Il Libro Nero. Anton Giulio Barrili
— Bene! benissimo! — gridarono tutti, e ripeterono in coro, siccome avevano fatto per l'altre strofe:
Sulla terra è l'uom felice
Fin che regni in terra amor.
— Questo conte Folco era un uomo felice davvero — disse Ugo, in quella che si toglieva dal collo [pg!31] la sua collana d'oro, per cingerne il suo paggio prediletto. — Felice davvero! e a tutte le sue venture s'aggiunge questa, di essere cantato da sì gentile poeta. Che ne dite voi, messer pellegrino?

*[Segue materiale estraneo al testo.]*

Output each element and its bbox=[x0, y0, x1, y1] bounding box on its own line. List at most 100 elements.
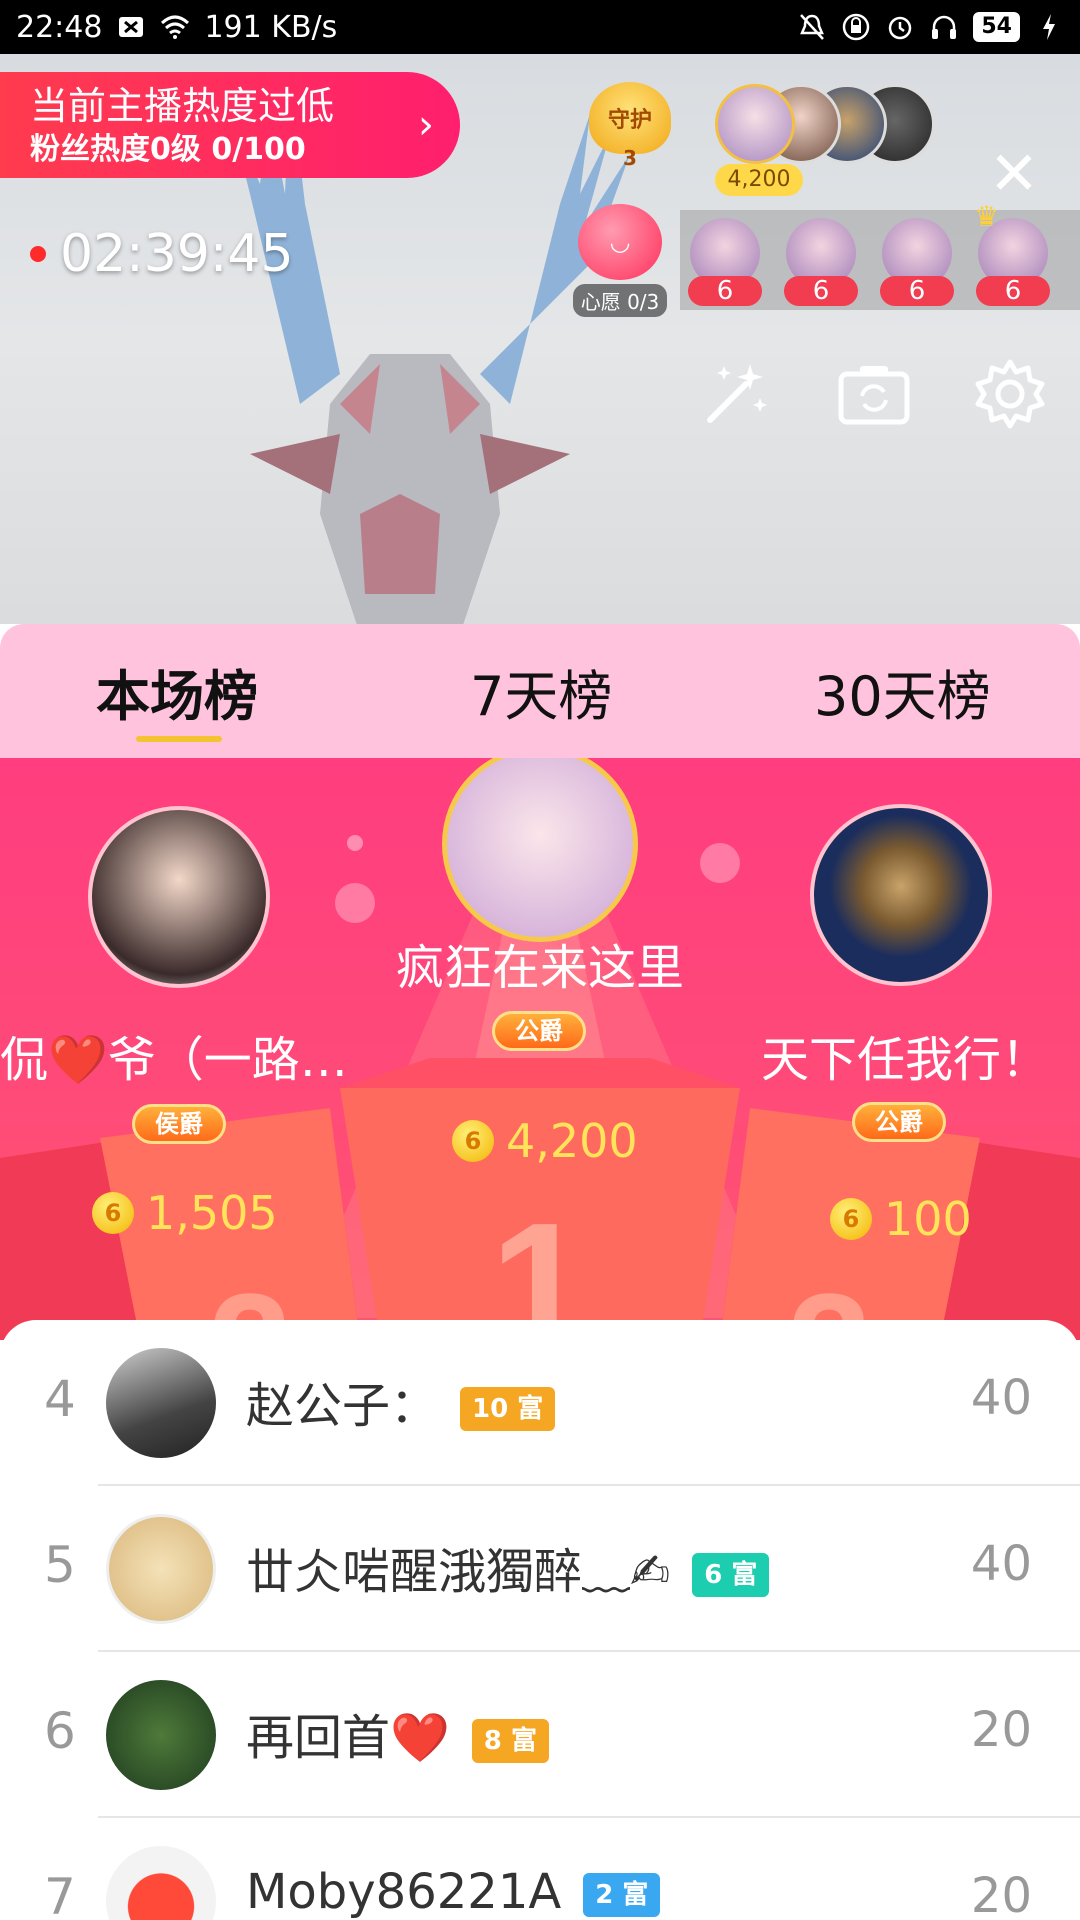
live-video[interactable]: 当前主播热度过低 粉丝热度0级 0/100 › 02:39:45 守护 3 4,… bbox=[0, 54, 1080, 624]
list-item-rank: 6 bbox=[44, 1702, 76, 1760]
list-item-name-text: 丗仌啱醒涐獨醉﹏✍ bbox=[246, 1544, 671, 1600]
heat-banner[interactable]: 当前主播热度过低 粉丝热度0级 0/100 › bbox=[0, 72, 472, 186]
podium: 1 2 3 疯狂在来这里 公爵 6 4,200 侃❤️爷（一路… 侯爵 6 1,… bbox=[0, 758, 1080, 1340]
list-item-score: 40 bbox=[970, 1370, 1032, 1426]
guard-count: 3 bbox=[623, 146, 637, 170]
guard-button[interactable]: 守护 3 bbox=[585, 76, 675, 184]
headphones-icon bbox=[929, 12, 959, 42]
wish-label: 心愿 0/3 bbox=[572, 284, 668, 317]
mute-bell-icon bbox=[797, 12, 827, 42]
top-viewer-coins: 4,200 bbox=[715, 164, 803, 196]
timer-text: 02:39:45 bbox=[60, 224, 294, 284]
first-place-title-badge: 公爵 bbox=[492, 1011, 586, 1051]
second-place-coins: 6 1,505 bbox=[92, 1186, 278, 1240]
third-place-coins-value: 100 bbox=[884, 1192, 972, 1246]
second-place-title-badge: 侯爵 bbox=[132, 1104, 226, 1144]
list-item[interactable]: 7 Moby86221A 2 富 20 bbox=[0, 1818, 1080, 1920]
tab-30-days[interactable]: 30天榜 bbox=[814, 652, 991, 731]
wealth-badge: 6 富 bbox=[692, 1553, 770, 1597]
fan-level-badge: 6 bbox=[976, 276, 1050, 306]
list-item-avatar[interactable] bbox=[106, 1846, 216, 1920]
wealth-level: 2 bbox=[595, 1880, 614, 1910]
wealth-label: 富 bbox=[517, 1394, 544, 1424]
third-place-coins: 6 100 bbox=[830, 1192, 972, 1246]
list-item[interactable]: 4 赵公子： 10 富 40 bbox=[0, 1320, 1080, 1486]
wealth-badge: 2 富 bbox=[583, 1873, 661, 1917]
status-bar: 22:48 191 KB/s 54 bbox=[0, 0, 1080, 54]
wealth-badge: 8 富 bbox=[471, 1719, 549, 1763]
close-icon[interactable]: ✕ bbox=[986, 144, 1042, 204]
status-time: 22:48 bbox=[16, 9, 103, 45]
fan-level-badge: 6 bbox=[688, 276, 762, 306]
network-speed: 191 KB/s bbox=[204, 9, 338, 45]
first-place-coins-value: 4,200 bbox=[506, 1114, 638, 1168]
tab-this-session[interactable]: 本场榜 bbox=[96, 652, 258, 731]
wifi-icon bbox=[160, 12, 190, 42]
wealth-label: 富 bbox=[731, 1560, 758, 1590]
switch-camera-icon[interactable] bbox=[834, 354, 914, 434]
battery-level: 54 bbox=[973, 12, 1020, 42]
fan-heat-level: 粉丝热度0级 0/100 bbox=[30, 132, 306, 167]
wealth-level: 6 bbox=[704, 1560, 723, 1590]
list-item-score: 20 bbox=[970, 1868, 1032, 1920]
list-item-avatar[interactable] bbox=[106, 1348, 216, 1458]
guard-label: 守护 bbox=[607, 108, 652, 133]
top-viewers[interactable]: 4,200 bbox=[715, 84, 945, 196]
heat-title: 当前主播热度过低 bbox=[30, 84, 335, 128]
list-item-rank: 7 bbox=[44, 1868, 76, 1920]
settings-gear-icon[interactable] bbox=[970, 354, 1050, 434]
list-item-rank: 5 bbox=[44, 1536, 76, 1594]
crown-icon: ♛ bbox=[974, 200, 1000, 233]
list-item-rank: 4 bbox=[44, 1370, 76, 1428]
wish-heart-icon: ◡ bbox=[578, 204, 662, 280]
ranking-list: 4 赵公子： 10 富 40 5 丗仌啱醒涐獨醉﹏✍ 6 富 40 6 再回首❤️ 8… bbox=[0, 1320, 1080, 1920]
list-item-name-text: 赵公子： bbox=[246, 1378, 439, 1434]
chevron-right-icon: › bbox=[418, 102, 434, 148]
active-tab-indicator bbox=[136, 736, 222, 742]
svg-text:1: 1 bbox=[490, 1186, 590, 1340]
live-timer: 02:39:45 bbox=[30, 224, 294, 284]
coin-icon: 6 bbox=[830, 1198, 872, 1240]
notification-icon bbox=[116, 12, 146, 42]
charging-icon bbox=[1034, 12, 1064, 42]
second-place-coins-value: 1,505 bbox=[146, 1186, 278, 1240]
list-item-score: 20 bbox=[970, 1702, 1032, 1758]
third-place-name: 天下任我行！ bbox=[760, 1032, 1049, 1088]
second-place-name: 侃❤️爷（一路… bbox=[0, 1032, 348, 1088]
wealth-level: 10 bbox=[472, 1394, 509, 1424]
list-item-name-text: 再回首❤️ bbox=[246, 1710, 450, 1766]
beauty-wand-icon[interactable] bbox=[696, 354, 776, 434]
fan-level-badge: 6 bbox=[784, 276, 858, 306]
list-item[interactable]: 6 再回首❤️ 8 富 20 bbox=[0, 1652, 1080, 1818]
second-place-avatar[interactable] bbox=[88, 806, 270, 988]
third-place-title-badge: 公爵 bbox=[852, 1102, 946, 1142]
first-place-name: 疯狂在来这里 bbox=[395, 940, 684, 996]
wealth-label: 富 bbox=[510, 1726, 537, 1756]
wish-button[interactable]: ◡ 心愿 0/3 bbox=[570, 204, 670, 334]
list-item-name: 赵公子： 10 富 bbox=[246, 1366, 556, 1436]
list-item-name: 再回首❤️ 8 富 bbox=[246, 1698, 549, 1768]
first-place-coins: 6 4,200 bbox=[452, 1114, 638, 1168]
ranking-tabs: 本场榜 7天榜 30天榜 bbox=[0, 624, 1080, 758]
wealth-badge: 10 富 bbox=[460, 1387, 556, 1431]
list-item-name: 丗仌啱醒涐獨醉﹏✍ 6 富 bbox=[246, 1532, 770, 1602]
third-place-avatar[interactable] bbox=[810, 804, 992, 986]
list-item-avatar[interactable] bbox=[106, 1514, 216, 1624]
recording-dot-icon bbox=[30, 246, 46, 262]
fan-list[interactable]: 6 6 6 ♛ 6 bbox=[680, 200, 1080, 310]
fan-level-badge: 6 bbox=[880, 276, 954, 306]
tab-7-days[interactable]: 7天榜 bbox=[470, 652, 612, 731]
wealth-level: 8 bbox=[483, 1726, 502, 1756]
list-item-score: 40 bbox=[970, 1536, 1032, 1592]
lock-rotation-icon bbox=[841, 12, 871, 42]
guard-crown-icon: 守护 bbox=[589, 82, 671, 154]
top-viewer-avatar[interactable] bbox=[715, 84, 795, 164]
alarm-icon bbox=[885, 12, 915, 42]
list-item[interactable]: 5 丗仌啱醒涐獨醉﹏✍ 6 富 40 bbox=[0, 1486, 1080, 1652]
list-item-name: Moby86221A 2 富 bbox=[246, 1864, 661, 1920]
wealth-label: 富 bbox=[622, 1880, 649, 1910]
coin-icon: 6 bbox=[92, 1192, 134, 1234]
coin-icon: 6 bbox=[452, 1120, 494, 1162]
list-item-avatar[interactable] bbox=[106, 1680, 216, 1790]
list-item-name-text: Moby86221A bbox=[246, 1864, 562, 1920]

— Che avete ragione, per quanto si riguarda al poeta. I suoi versi sono graziosi, e meritano il presente che avete sì nobilmente fatto all'artefice. Ma il concetto, con sua e vostra licenza, non mi par giusto del pari.
— Oh! oh! — sclamò Fiordaliso, turbato nel suo trionfo poetico.
— Non c'è oh che tenga! soggiunse il pellegrino. — Recatevelo in santa pace; voi non avete, messer Fiordaliso, fatto prova di molta filosofia; laonde io mi fo' lecito di consigliarvi a studiare qualche buon libro intorno a questa materia, e in particolar modo il libro della vita, che le Sacre Carte hanno simboleggiato nell'albero della scienza del bene e del male.
— Fiordaliso, tu se' spacciato! — gridò Ottone di Cosseria.
— Periisti! — aggiunse il latinista Benedicite, dal fondo della tavola.
— Orbene, — disse, dopo una breve sosta il poeta, messo in puntiglio — correggete voi con la vostra scienza, messer pellegrino, quel che c'è di errato nei miei grami concetti!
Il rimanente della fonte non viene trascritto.